Es ist 8 Uhr morgens. Wir (Schülerinnen und Schüler aus zwei Mathe-Leistungskursen, dem Physik-Leistungskurs, Frau Burmester und Herr Remmler) sitzen im Bus auf dem Weg nach München mit voller Vorfreude, was uns in der Woche erwarten wird. Um 15.30 Uhr steigen wir aus dem Bus, und machen uns auf zum Hostel, beziehen kurz darauf die Zimmer und lassen den Abend nach dem Essen ausklingen.

Am nächsten Morgen machten wir uns nach dem Frühstück auf zu BMW, wo wir zu aller erst die aktuellsten Modelle von BMW betrachten konnten. Gekoppelt an die BMW-Welt war auch ein BMW- Museum, welches mit Begeisterung von allen aufgesucht wurde. Im Nachgang hatten wir noch eine Werksführung über 2 Stunden, bei welcher man einen guten Einblick bekommen hat, was alles zum Bau eines Autos dazu gehört. Nach dem langen Aufenthalt bei BMW waren alle ein wenig erschöpft, was uns jedoch nicht davon abhielt, nach dem Abendessen mit einigen Leuten in den Biergarten zu gehen, um einmal erlebt zu haben, wie es in einem bayrischen Biergarten ist.

Am Mittwoch freuten sich vor allem die Physiker auf den Programmpunkt „Fusionsrektor“ in Garching. Doch zuerst ging es bei traumhaftem Wetter in den Englischen Garten, wo wir Surfer im Eisbach bestaunen konnten. Doch konnten wir nicht lange zuschauen, denn wir waren zu einer Führung beim Fusionsreaktor in Garching angemeldet, welche, wie sich herausstellte, höchst interessant war. Uns wurde erläutert, wozu man Kernfusion betreibt und wie sie funktioniert. Aufgrund gezielter Fragen wurde die Führung noch informativer. Nach dem Besuch in der TU in Garching hatten wir den Rest des Tages Freizeit, welche einige nutzten, um Sport zu treiben und die anderen, um noch ein paar Besorgungen zu machen. Die Gruppe, welche sich für das Bummeln durch München entschieden hatte, besuchte auch den Viktualienmarkt und das Glockenspiel um 17 Uhr am Rathaus. Den Abend verbrachten wir mit Spielen auf der Dachterrasse des Hostels.

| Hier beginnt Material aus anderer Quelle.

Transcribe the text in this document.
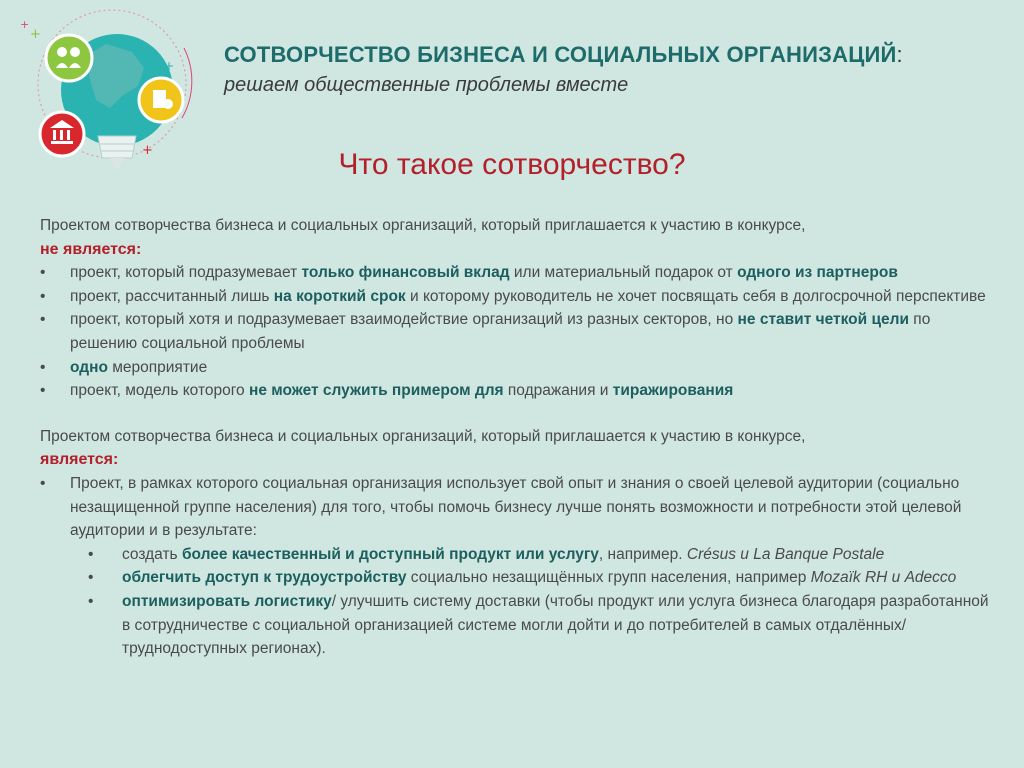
+
+
+
+ СОТВОРЧЕСТВО БИЗНЕСА И СОЦИАЛЬНЫХ ОРГАНИЗАЦИЙ:
решаем общественные проблемы вместе
Что такое сотворчество?

Проектом сотворчества бизнеса и социальных организаций, который приглашается к участию в конкурсе,

не является:

• проект, который подразумевает только финансовый вклад или материальный подарок от одного из партнеров
• проект, рассчитанный лишь на короткий срок и которому руководитель не хочет посвящать себя в долгосрочной перспективе
• проект, который хотя и подразумевает взаимодействие организаций из разных секторов, но не ставит четкой цели по решению социальной проблемы
• одно мероприятие
• проект, модель которого не может служить примером для подражания и тиражирования

Проектом сотворчества бизнеса и социальных организаций, который приглашается к участию в конкурсе,

является:

• Проект, в рамках которого социальная организация использует свой опыт и знания о своей целевой аудитории (социально незащищенной группе населения) для того, чтобы помочь бизнесу лучше понять возможности и потребности этой целевой аудитории и в результате:
• создать более качественный и доступный продукт или услугу, например. Crésus и La Banque Postale
• облегчить доступ к трудоустройству социально незащищённых групп населения, например Mozaïk RH и Adecco
• оптимизировать логистику/ улучшить систему доставки (чтобы продукт или услуга бизнеса благодаря разработанной в сотрудничестве с социальной организацией системе могли дойти и до потребителей в самых отдалённых/труднодоступных регионах).
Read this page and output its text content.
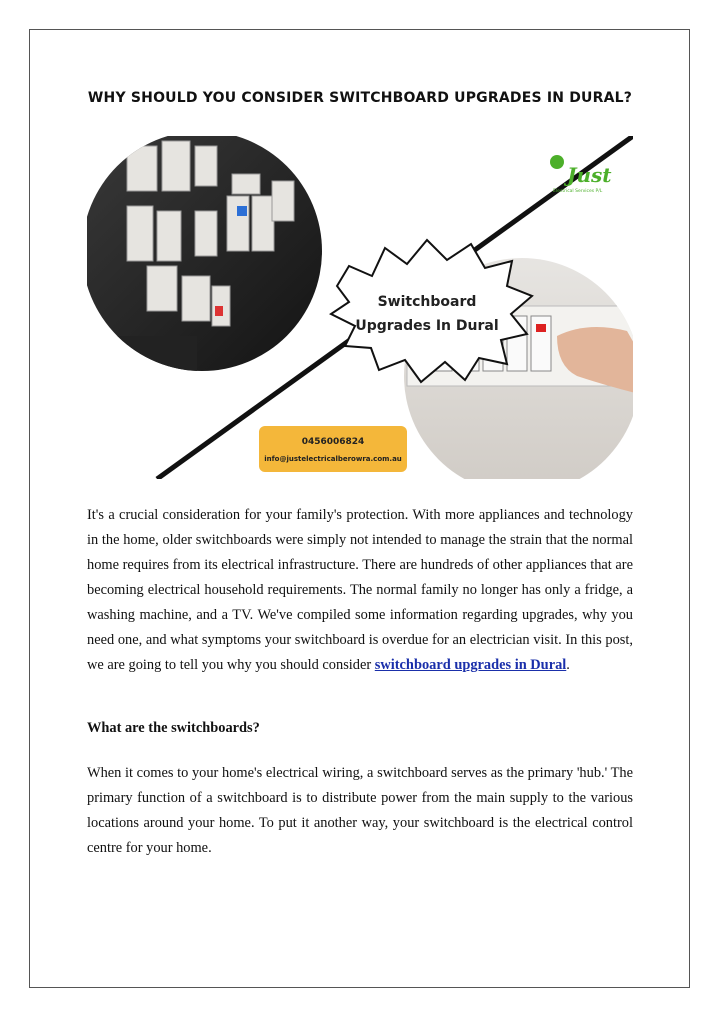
WHY SHOULD YOU CONSIDER SWITCHBOARD UPGRADES IN DURAL?
Switchboard
Upgrades In Dural
0456006824
info@justelectricalberowra.com.au
Just
Electrical Services P/L
It's a crucial consideration for your family's protection. With more appliances and technology in the home, older switchboards were simply not intended to manage the strain that the normal home requires from its electrical infrastructure. There are hundreds of other appliances that are becoming electrical household requirements. The normal family no longer has only a fridge, a washing machine, and a TV. We've compiled some information regarding upgrades, why you need one, and what symptoms your switchboard is overdue for an electrician visit. In this post, we are going to tell you why you should consider switchboard upgrades in Dural.
What are the switchboards?
When it comes to your home's electrical wiring, a switchboard serves as the primary 'hub.' The primary function of a switchboard is to distribute power from the main supply to the various locations around your home. To put it another way, your switchboard is the electrical control centre for your home.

Am Donnerstag hieß es früh aufstehen für alle, denn es ging zu einem ICE-Werk, das nur wenige Minuten vom Hostel entfernt war. Wir wurden vom ehemaligen Werksleiter durch das Werk geführt und wurden informiert, welche ICEs es gibt und welche Besonderheiten sie haben. Im ICE-Werk in München sind vor allem der ICE 3 und der ICE-T vertreten. Nach dem Rundgang ging es in den Führerstand eines ICE 3, wo uns gezeigt wurde, wie der Zug gefahren wird, funktioniert und worauf es beim Fahren eines Zuges ankommt. Nach der spannenden Führung ging es zurück in das Hostel, um unsere Taschen zu holen, denn diese durfte man nicht mit in das ICE-Werk nehmen. Wir machten uns auf in das Deutsche Museum, in welchem viele Themenbereiche abgedeckt werden. Es gab dort zwei kleinere Shows zu den Themen: „Flüssigstickstoff“ und „Hochspannung“. Das Museum schloss um 17 Uhr, doch die Faszination ging im Museumsladen weiter. Am Abend mussten wir leider einen Fahrtteilnehmer verabschieden, da er am nächsten Tag seine Firmung feierte. Den Abend verbrachten die einen mit neuen Freunden oder damit, im Zimmer zu sein.

Am letzten Tag der Fahrt hieß es für uns frühstücken bereits um 7 Uhr. Keiner war sonderlich begeistert von dieser Uhrzeit, doch es musste sein. Nach dem Frühstück gingen alle auf ihr Zimmer und packten ihre Taschen und machten sich bereit, die Rückreise anzutreten. Um 9.50 Uhr fuhr der Bus am Münchner ZOB los und wir sollten um 17 Uhr in Berlin am ZOB ankommen.

Es war eine sehr schöne Fahrt mit gutem Wetter und gutem Programm, netten Mitschülern und netten Lehrern, welche das alles möglich gemacht haben. Ich würde nicht nein sagen, wenn ich gefragt werden würde, mit denselben Leuten noch eine Fahrt zu machen.